The relation between the features and the target can be inspected by looking to the learned weights

And it makes a lot of sense. The more obvious features to contribute to default have indeed positive weights, like all the NumberOfTimes... features and RevolvingUtilization!

But it’s needed to validate all these models and it’s super easy! Using the widget Test & Score it’s possible to choose the validation schema and check all the models performances accordingly to some metrics:

The relation between the features and the target can be inspected by looking to the learned weights

As it can be seen, using a 10-fold cross validation, the Logistic Regression achieves a 0.82 AUC and it’s the best model tested in the present task considering this metric. You can also do it in a way cleaner way if you pass the “Feature constructor” and the “Preprocessor” directly to the “Test & Score” and just connect the widget from the models you want to try.

Making Predictions

The unseen data need to pass through the same pipeline that the training data. And that’s why the models receive the preprocessing method so they are a composed function. So we feed the Predictions widget with the trained models and the unseen data and it generates predictions for all models and all classes!

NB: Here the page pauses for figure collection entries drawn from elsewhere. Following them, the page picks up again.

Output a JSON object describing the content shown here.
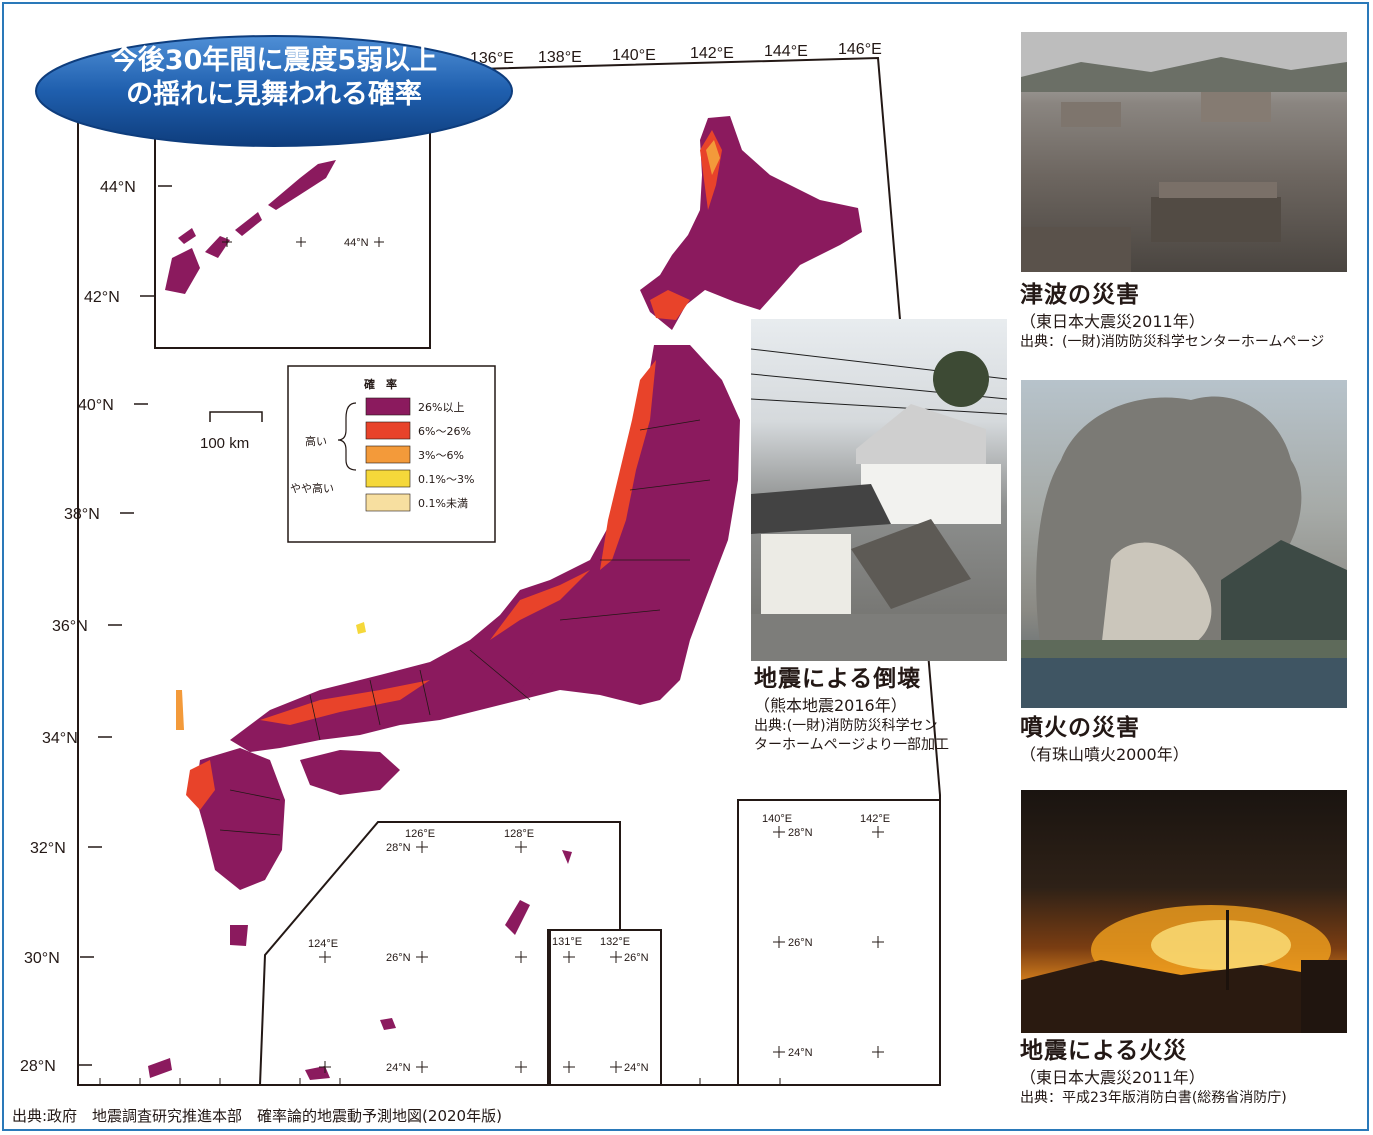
{
  "title": {
    "line1": "今後30年間に震度5弱以上",
    "line2": "の揺れに見舞われる確率"
  },
  "map": {
    "lon_labels": [
      "136°E",
      "138°E",
      "140°E",
      "142°E",
      "144°E",
      "146°E"
    ],
    "lat_labels": [
      "44°N",
      "42°N",
      "40°N",
      "38°N",
      "36°N",
      "34°N",
      "32°N",
      "30°N",
      "28°N"
    ],
    "scale_label": "100 km",
    "kuril_label": "44°N",
    "inset_sw": {
      "lon": [
        "124°E",
        "126°E",
        "128°E"
      ],
      "lat": [
        "28°N",
        "26°N",
        "24°N"
      ]
    },
    "inset_mid": {
      "lon": [
        "131°E",
        "132°E"
      ],
      "lat": [
        "26°N",
        "24°N"
      ]
    },
    "inset_east": {
      "lon": [
        "140°E",
        "142°E"
      ],
      "lat": [
        "28°N",
        "26°N",
        "24°N"
      ]
    }
  },
  "legend": {
    "title": "確　率",
    "group_high": "高い",
    "group_slightly_high": "やや高い",
    "items": [
      {
        "label": "26%以上",
        "color": "#8b1a5e"
      },
      {
        "label": "6%～26%",
        "color": "#e8432a"
      },
      {
        "label": "3%～6%",
        "color": "#f39a3a"
      },
      {
        "label": "0.1%～3%",
        "color": "#f5d83a"
      },
      {
        "label": "0.1%未満",
        "color": "#f7dfa0"
      }
    ]
  },
  "photos": [
    {
      "name": "tsunami",
      "title": "津波の災害",
      "sub": "（東日本大震災2011年）",
      "source": "出典：(一財)消防防災科学センターホームページ"
    },
    {
      "name": "collapse",
      "title": "地震による倒壊",
      "sub": "（熊本地震2016年）",
      "source1": "出典:(一財)消防防災科学セン",
      "source2": "ターホームページより一部加工"
    },
    {
      "name": "eruption",
      "title": "噴火の災害",
      "sub": "（有珠山噴火2000年）"
    },
    {
      "name": "fire",
      "title": "地震による火災",
      "sub": "（東日本大震災2011年）",
      "source": "出典：平成23年版消防白書(総務省消防庁)"
    }
  ],
  "source": "出典:政府　地震調査研究推進本部　確率論的地震動予測地図(2020年版)",
  "colors": {
    "frame": "#2a79b9",
    "pill": "#1f5fae",
    "purple": "#8b1a5e"
  }
}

The final part of the entire pipeline: prediction and save it

After it, we select the predictions we are interested in (probably only the positive case and the best model) and export it.

To be able to submit to Kaggle I had to make some manual manipulations: excluded the type of data (the two rows after column names) and converted the column “Id” to int.

import pandas as pd

data = pd.read_csv("submission.csv")
sub = pd.read_csv("sampleEntry.csv")

sub["Probability"] = data["Probability"]

sub.to_csv("sub.csv", index = False)

Wrap Up

Using Orange it was possible to easily perform exploratory data analysis, outliers treatment, data cleaning, feature engineering, feature selection, validation, model selection, model interpretation and predicting for unseen data. An entire predictive model building made really simple.